New to the forum, I'm hitting the Clinton tommorrow at Yates and new to steelhead fishing got a few ideas from friends and family but any advice would be greatly appreciated.


----------



## MrHusky (Feb 20, 2009)

My advice would be to go to Flatrock. You will have a better chance at hooking up on steel and if not there is always the walleyes by accident (Which you cannot keep), suckers and since the warmup you might be able to find some pretty fat smallies.


----------



## Clinch (Nov 30, 2008)

Good point husky, but with the water still in the high 30's, the smallies are still going to be real lethargic. I would give it a few weeks before we see them HOG smalls. But I am looking forward to hookin into one of those. I'm going on sat morning around 6am. I may be able to hit it up again on sunday.


----------



## jiggineyes (Feb 19, 2005)

the new River Rat said:


> New to the forum, I'm hitting the Clinton tommorrow at Yates and new to steelhead fishing got a few ideas from friends and family but any advice would be greatly appreciated.

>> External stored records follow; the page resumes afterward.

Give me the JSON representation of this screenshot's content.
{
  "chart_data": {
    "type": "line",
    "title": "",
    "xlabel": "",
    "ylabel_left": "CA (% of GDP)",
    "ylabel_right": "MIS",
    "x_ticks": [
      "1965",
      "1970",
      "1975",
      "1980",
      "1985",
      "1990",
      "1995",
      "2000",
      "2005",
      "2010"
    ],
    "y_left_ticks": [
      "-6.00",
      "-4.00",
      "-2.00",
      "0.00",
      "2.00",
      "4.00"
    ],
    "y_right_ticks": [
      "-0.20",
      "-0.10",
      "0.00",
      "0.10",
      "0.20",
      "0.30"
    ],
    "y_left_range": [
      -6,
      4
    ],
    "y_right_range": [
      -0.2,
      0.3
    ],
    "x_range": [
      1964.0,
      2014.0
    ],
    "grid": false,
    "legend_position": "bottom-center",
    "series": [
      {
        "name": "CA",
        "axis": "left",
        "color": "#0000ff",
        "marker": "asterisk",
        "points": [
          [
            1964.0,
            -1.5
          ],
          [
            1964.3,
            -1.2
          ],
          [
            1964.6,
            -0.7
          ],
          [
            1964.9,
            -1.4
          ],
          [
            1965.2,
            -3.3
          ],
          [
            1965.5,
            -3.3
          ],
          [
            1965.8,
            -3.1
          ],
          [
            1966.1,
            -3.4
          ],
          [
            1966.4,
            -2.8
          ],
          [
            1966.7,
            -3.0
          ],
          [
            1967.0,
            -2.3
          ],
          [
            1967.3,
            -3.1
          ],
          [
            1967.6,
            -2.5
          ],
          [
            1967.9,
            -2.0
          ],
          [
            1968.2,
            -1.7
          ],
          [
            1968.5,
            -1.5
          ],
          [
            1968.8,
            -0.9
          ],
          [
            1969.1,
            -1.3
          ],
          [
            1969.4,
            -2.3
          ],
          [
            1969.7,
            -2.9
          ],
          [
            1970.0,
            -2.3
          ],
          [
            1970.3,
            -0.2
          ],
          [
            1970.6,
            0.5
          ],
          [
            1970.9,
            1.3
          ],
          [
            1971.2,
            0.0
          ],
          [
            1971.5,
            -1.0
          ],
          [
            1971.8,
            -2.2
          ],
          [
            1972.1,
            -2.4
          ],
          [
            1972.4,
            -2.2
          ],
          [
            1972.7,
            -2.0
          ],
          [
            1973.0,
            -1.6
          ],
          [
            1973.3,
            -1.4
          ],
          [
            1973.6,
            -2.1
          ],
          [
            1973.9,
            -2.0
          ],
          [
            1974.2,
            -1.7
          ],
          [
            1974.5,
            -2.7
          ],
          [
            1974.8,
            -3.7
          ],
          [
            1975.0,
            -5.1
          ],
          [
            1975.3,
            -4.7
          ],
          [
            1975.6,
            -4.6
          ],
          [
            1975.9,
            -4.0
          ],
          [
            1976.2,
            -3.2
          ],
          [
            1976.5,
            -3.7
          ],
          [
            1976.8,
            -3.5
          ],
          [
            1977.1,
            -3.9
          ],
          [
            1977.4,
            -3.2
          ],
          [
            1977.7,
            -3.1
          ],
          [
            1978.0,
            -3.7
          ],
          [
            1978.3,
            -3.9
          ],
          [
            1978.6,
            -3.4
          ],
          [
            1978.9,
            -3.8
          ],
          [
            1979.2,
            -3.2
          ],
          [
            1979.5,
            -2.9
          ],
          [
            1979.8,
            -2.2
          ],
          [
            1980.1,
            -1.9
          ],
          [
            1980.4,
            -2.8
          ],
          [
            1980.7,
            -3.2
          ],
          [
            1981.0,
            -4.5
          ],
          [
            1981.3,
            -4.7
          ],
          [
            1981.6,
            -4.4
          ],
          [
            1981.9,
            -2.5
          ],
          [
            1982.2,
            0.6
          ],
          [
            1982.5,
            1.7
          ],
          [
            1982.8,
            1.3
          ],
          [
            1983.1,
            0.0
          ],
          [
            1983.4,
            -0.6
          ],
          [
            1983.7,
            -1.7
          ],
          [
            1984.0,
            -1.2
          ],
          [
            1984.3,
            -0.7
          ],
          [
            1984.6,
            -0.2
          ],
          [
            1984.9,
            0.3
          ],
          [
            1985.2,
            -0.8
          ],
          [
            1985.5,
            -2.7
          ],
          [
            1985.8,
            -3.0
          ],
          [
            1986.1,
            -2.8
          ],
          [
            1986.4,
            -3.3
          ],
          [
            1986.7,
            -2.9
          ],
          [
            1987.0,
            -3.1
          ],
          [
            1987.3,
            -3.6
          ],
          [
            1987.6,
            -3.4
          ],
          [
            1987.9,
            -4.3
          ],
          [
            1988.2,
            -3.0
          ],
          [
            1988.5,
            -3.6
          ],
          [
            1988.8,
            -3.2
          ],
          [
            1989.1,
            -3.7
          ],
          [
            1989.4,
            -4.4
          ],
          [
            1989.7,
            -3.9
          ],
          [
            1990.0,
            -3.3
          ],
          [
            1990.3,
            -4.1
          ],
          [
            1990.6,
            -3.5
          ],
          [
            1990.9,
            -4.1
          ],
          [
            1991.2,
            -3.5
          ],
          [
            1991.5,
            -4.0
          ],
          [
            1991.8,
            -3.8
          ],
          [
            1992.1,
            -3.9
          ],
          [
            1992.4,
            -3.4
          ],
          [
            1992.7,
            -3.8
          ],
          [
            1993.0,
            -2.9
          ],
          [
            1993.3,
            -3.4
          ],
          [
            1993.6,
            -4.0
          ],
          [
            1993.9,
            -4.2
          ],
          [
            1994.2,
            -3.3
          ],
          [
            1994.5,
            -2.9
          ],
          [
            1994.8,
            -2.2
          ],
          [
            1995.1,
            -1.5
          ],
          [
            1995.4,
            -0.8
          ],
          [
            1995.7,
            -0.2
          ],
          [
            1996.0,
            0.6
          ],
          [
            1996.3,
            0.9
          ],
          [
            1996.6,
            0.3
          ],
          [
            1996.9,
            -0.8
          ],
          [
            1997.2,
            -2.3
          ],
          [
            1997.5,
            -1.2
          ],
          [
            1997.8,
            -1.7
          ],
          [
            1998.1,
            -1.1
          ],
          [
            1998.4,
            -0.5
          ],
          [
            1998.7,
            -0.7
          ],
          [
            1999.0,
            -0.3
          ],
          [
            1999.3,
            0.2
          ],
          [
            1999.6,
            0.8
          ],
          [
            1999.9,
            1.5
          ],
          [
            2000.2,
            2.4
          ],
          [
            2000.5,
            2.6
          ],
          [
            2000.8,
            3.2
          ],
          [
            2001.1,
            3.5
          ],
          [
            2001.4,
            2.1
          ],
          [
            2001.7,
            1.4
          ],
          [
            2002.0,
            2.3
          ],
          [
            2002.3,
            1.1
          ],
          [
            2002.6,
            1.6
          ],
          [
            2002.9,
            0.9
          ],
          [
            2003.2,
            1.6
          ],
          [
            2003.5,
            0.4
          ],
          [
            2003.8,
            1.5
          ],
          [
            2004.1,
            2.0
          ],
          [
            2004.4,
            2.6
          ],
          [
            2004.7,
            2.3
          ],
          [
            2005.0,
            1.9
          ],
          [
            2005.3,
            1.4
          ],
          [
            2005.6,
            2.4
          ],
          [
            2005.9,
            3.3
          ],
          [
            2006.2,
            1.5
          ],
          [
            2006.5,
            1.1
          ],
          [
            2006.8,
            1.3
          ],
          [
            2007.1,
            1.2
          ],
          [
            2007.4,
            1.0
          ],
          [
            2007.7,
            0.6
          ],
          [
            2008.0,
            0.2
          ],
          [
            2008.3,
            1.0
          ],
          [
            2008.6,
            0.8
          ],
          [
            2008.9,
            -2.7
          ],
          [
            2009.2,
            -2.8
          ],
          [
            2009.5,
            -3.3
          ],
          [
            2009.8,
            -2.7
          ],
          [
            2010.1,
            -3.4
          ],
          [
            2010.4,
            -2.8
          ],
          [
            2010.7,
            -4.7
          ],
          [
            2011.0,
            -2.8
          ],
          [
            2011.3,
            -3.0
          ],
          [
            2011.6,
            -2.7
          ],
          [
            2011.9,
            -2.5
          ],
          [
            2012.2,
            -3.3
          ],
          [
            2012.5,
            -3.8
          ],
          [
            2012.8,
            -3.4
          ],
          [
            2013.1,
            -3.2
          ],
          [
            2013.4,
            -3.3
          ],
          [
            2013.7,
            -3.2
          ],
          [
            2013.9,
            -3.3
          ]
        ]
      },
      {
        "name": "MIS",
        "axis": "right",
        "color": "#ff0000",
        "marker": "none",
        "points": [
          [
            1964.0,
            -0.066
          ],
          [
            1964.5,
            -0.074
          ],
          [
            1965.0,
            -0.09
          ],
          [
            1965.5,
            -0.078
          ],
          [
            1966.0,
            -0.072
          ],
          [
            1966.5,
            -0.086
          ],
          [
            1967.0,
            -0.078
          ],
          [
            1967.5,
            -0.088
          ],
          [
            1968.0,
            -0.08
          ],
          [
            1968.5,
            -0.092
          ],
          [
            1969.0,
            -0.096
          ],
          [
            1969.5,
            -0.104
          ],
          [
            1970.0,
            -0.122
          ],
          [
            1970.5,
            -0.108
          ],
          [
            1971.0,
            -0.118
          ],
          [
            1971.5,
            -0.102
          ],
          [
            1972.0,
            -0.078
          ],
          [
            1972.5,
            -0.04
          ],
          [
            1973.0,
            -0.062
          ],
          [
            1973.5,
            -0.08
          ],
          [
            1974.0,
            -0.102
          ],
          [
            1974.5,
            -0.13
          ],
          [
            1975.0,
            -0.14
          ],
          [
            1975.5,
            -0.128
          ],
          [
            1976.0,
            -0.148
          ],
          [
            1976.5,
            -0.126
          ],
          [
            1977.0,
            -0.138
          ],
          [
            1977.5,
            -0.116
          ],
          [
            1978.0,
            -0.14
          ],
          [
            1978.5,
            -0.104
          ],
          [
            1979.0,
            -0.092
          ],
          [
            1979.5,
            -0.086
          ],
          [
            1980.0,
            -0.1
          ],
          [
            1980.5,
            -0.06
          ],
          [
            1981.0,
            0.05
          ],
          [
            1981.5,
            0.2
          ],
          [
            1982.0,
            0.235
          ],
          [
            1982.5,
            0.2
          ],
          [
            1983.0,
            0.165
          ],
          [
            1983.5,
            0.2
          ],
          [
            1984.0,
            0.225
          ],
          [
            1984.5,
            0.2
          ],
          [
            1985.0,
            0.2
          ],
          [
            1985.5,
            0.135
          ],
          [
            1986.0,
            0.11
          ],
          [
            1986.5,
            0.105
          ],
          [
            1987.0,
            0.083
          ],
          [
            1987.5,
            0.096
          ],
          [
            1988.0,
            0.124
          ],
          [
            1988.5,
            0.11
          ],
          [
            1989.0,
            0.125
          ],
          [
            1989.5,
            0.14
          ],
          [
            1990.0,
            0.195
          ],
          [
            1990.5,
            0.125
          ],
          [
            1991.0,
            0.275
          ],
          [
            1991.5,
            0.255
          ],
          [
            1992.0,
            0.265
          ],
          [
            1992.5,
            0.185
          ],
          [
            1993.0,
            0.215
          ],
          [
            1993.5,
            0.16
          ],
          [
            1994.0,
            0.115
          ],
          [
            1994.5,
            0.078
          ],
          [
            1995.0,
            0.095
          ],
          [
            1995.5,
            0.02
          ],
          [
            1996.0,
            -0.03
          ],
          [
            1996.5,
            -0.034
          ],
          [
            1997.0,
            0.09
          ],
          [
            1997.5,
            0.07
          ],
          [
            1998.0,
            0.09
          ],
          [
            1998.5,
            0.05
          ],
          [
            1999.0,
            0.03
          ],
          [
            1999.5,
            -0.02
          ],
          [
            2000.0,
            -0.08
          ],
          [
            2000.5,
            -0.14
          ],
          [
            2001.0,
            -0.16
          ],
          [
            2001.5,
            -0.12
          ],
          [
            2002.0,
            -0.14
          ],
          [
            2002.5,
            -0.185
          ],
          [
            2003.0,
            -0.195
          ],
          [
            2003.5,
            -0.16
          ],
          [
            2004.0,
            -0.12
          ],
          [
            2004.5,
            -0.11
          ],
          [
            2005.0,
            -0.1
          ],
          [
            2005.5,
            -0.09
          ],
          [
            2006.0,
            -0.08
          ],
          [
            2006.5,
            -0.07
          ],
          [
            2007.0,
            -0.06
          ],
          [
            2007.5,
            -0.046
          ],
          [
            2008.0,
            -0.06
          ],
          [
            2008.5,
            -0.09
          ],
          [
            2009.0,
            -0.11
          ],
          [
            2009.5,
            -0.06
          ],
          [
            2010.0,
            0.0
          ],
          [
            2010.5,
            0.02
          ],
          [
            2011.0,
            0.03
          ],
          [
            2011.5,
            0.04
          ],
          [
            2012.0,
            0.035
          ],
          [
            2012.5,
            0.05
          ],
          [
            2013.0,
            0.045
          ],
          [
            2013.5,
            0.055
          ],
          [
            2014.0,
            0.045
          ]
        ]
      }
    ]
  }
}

Welcome to the site! Yates can hold fish below the dam but it will be VERY crowded. If you arent there by sunup you wont get a spot. There is a small run that happens on the clinton and not fast and furious by any means. As long as your there for fishing and not catching youll have a good time. You do have a chance to catch a steel and a very good chance at catching some suckers. Ive been fishing the clinton for over 10 yrs. I fish it probably 10 times a spring and usually catch 3 or 4 a year. 
Use a slip bobber some split shot and a small jig with waxies. Or use spawn sacs on the same set up. You can also cast spinners and small crankbaits which will target active fish. You can get suckers on spawn too. 
Ill be down there Sunday. good luck!


----------



## Burksee (Jan 15, 2003)

the new River Rat said:


> New to the forum, I'm hitting the Clinton tommorrow at Yates and new to steelhead fishing got a few ideas from friends and family but any advice would be greatly appreciated.


Best advise I can give you is to watch, listen and learn. You can pick up tons by doing a little "people watching".


----------



## Huron River Dan (Apr 16, 2001)

To the site. 

Dan


----------



## Scott117102 (Jan 27, 2005)

Welcome to M-S :Welcome:


----------